At first it felt like we were getting Bad Marco as he walked the first batter he faced, Springer, with a full count. But he hit down to beat Bo Bichette and tricked Vladimir Guerrero Jr. into breaking into a doubles game. A serious feat against some truly fearsome bats.

MLB: Seattle Mariners at Toronto Blue Jays

in and out of trouble
Dan Hamilton-USA TODAY Sports

He ran into some trouble at the end of the third and Hyde Marco lifted his head. He gave Bichette a full-count walk to load bases and then led Guerrero Jr. on a perfectly placed pitch, but the ref said ball four and a run scored.

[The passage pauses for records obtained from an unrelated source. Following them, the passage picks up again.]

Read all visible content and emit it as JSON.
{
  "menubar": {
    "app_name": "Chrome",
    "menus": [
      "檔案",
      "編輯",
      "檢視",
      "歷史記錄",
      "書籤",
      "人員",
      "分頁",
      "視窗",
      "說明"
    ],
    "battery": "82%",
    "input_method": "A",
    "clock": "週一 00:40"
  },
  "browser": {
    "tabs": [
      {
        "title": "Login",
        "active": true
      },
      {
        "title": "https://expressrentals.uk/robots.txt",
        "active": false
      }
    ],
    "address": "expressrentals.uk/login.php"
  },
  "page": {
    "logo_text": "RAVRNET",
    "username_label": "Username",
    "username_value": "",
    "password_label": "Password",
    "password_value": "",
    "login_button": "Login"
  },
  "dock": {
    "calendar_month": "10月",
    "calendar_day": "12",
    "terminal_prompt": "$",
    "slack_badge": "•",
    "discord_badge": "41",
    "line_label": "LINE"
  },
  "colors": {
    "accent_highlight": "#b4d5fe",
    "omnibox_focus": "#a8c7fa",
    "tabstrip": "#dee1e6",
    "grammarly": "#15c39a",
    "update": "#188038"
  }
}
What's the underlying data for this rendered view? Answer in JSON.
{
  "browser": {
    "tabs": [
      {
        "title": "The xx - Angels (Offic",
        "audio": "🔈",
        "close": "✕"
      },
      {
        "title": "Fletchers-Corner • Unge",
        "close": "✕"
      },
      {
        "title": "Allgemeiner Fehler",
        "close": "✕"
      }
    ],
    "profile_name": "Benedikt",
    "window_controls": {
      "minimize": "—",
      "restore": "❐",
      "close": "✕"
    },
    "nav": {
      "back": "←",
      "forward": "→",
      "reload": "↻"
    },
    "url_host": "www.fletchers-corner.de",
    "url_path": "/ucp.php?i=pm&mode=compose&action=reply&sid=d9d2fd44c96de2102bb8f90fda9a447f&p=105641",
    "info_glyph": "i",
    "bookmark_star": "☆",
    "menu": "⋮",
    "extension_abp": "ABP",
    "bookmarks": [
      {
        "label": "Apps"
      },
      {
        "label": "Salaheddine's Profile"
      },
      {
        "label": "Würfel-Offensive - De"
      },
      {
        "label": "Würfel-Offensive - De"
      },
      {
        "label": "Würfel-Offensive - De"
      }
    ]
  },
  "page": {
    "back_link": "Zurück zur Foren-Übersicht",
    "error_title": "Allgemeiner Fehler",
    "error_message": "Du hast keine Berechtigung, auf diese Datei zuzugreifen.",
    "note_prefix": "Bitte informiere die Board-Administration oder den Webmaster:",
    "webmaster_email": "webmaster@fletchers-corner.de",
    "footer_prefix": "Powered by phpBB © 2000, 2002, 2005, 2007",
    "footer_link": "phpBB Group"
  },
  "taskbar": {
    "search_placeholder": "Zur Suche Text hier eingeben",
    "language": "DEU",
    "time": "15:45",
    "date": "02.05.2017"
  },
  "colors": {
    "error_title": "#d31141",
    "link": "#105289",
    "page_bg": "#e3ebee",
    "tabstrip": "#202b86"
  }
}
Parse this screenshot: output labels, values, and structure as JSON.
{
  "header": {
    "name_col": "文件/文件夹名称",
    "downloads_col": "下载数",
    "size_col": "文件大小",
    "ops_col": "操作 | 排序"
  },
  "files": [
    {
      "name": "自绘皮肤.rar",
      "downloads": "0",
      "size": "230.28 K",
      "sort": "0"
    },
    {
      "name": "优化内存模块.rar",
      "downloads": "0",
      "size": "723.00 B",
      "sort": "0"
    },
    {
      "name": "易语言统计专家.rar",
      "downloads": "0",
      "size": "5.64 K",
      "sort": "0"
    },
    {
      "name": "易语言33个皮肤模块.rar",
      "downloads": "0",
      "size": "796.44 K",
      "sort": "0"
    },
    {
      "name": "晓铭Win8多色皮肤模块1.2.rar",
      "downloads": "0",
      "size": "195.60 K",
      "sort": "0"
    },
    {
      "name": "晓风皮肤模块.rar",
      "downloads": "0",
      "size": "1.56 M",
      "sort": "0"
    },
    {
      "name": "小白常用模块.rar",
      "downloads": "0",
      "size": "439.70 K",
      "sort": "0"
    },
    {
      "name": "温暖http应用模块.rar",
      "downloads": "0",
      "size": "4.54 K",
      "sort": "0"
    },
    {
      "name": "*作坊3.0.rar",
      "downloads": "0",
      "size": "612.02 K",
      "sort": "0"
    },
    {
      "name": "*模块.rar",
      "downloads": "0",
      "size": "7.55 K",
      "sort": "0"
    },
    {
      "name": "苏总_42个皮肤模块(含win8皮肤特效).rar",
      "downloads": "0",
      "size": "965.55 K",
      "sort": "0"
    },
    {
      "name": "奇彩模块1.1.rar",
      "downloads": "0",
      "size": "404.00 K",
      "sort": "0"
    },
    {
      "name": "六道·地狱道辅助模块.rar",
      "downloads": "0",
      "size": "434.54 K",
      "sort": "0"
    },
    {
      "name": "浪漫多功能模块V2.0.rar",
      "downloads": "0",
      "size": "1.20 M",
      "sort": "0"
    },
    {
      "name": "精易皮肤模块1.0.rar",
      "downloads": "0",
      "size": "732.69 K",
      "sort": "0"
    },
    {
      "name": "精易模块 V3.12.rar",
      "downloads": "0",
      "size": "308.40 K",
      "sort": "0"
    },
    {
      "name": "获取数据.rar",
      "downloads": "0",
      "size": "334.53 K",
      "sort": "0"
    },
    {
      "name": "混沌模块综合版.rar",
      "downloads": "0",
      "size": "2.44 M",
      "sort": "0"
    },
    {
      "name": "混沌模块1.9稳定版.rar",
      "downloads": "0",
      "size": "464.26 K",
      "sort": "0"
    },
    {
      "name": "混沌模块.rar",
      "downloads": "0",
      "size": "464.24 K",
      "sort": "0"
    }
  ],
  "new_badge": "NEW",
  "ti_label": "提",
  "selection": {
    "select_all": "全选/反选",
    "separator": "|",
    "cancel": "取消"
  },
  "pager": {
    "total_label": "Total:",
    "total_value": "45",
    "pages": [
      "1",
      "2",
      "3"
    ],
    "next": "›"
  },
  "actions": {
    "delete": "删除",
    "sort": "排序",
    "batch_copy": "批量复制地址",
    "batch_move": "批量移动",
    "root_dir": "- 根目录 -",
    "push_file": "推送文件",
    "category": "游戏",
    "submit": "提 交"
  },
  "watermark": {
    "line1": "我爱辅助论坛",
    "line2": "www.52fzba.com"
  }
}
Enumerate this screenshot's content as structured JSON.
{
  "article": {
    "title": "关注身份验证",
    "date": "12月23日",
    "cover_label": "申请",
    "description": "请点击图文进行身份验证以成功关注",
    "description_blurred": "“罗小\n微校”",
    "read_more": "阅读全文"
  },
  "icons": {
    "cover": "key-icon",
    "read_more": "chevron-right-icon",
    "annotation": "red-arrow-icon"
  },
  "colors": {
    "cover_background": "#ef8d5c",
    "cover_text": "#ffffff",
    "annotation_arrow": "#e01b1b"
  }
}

The next three innings were good for Marco. He gave up a hit in each, but only Teoscar Hernandez made it all the way to second place and was then immediately picked up. One run, six innings, and a solid performance. However, eight baserunners. So we have to work on that.

He’s behind a Class A defence, of course, although my favorite highlight came in the 8th after he left the game.

offense! We had some! Cal Raleigh hit his third home run of the year on a first pitch in front of Kevin Gausman, the first home run the Blue Jays pitcher has hit all season and for Cal of all people.

A few innings later, Ty put it down with a two-run shot that gave Seattle a 3-run lead, and that was the first moment I felt confident I was going to win. It’s a shame but the Chaos Ball, Mariners in one run winning the 2021 game is doomed to history (previous series notwithstanding). This 2022 squad needs a big lead to win games, and three runs in the late innings feels like a big lead.

However, one player decided to take a bigger lead. Abraham Toro, our beloved, again confirmed my Eyes theory, firing his fourth (!) ninth inning home run of the season at a 103 mph line into deep right field. If I had a nickel for every ninth inning home run Toro hit at Rogers Center, I’d have two nickels. Which isn’t much, but it’s odd that it happened twice considering he was never in the Blue Jays’ division.

To skim about 470 gallons of water, we put some sea shanties (I know I’m a nerd, you don’t have to let me know) on a Bluetooth speaker and just got to work. We sang, laughed and smiled. But more importantly, we got what seemed like hours and hours of bone-crushing work done in about 45 minutes. We found a way to turn a miserable afternoon into fun, to make the best out of a bad situation.

A baseball season is long. I know it’s a clichĂ©, but it’s true. From spring training through the postseason, it takes eight months to throw, hit and catch balls. There will be shitty games that will test our patience and make us wonder if this sport we love is really any good.

It’s important to move on after those days and accept that these things are happening. In such situations it is important that the team has such games. Games where they set up runs, pitch well, and play good basic defense. In short, to make the best of a bad situation.

Tonight, the Mariners did just that and can now head to Boston with a little more momentum.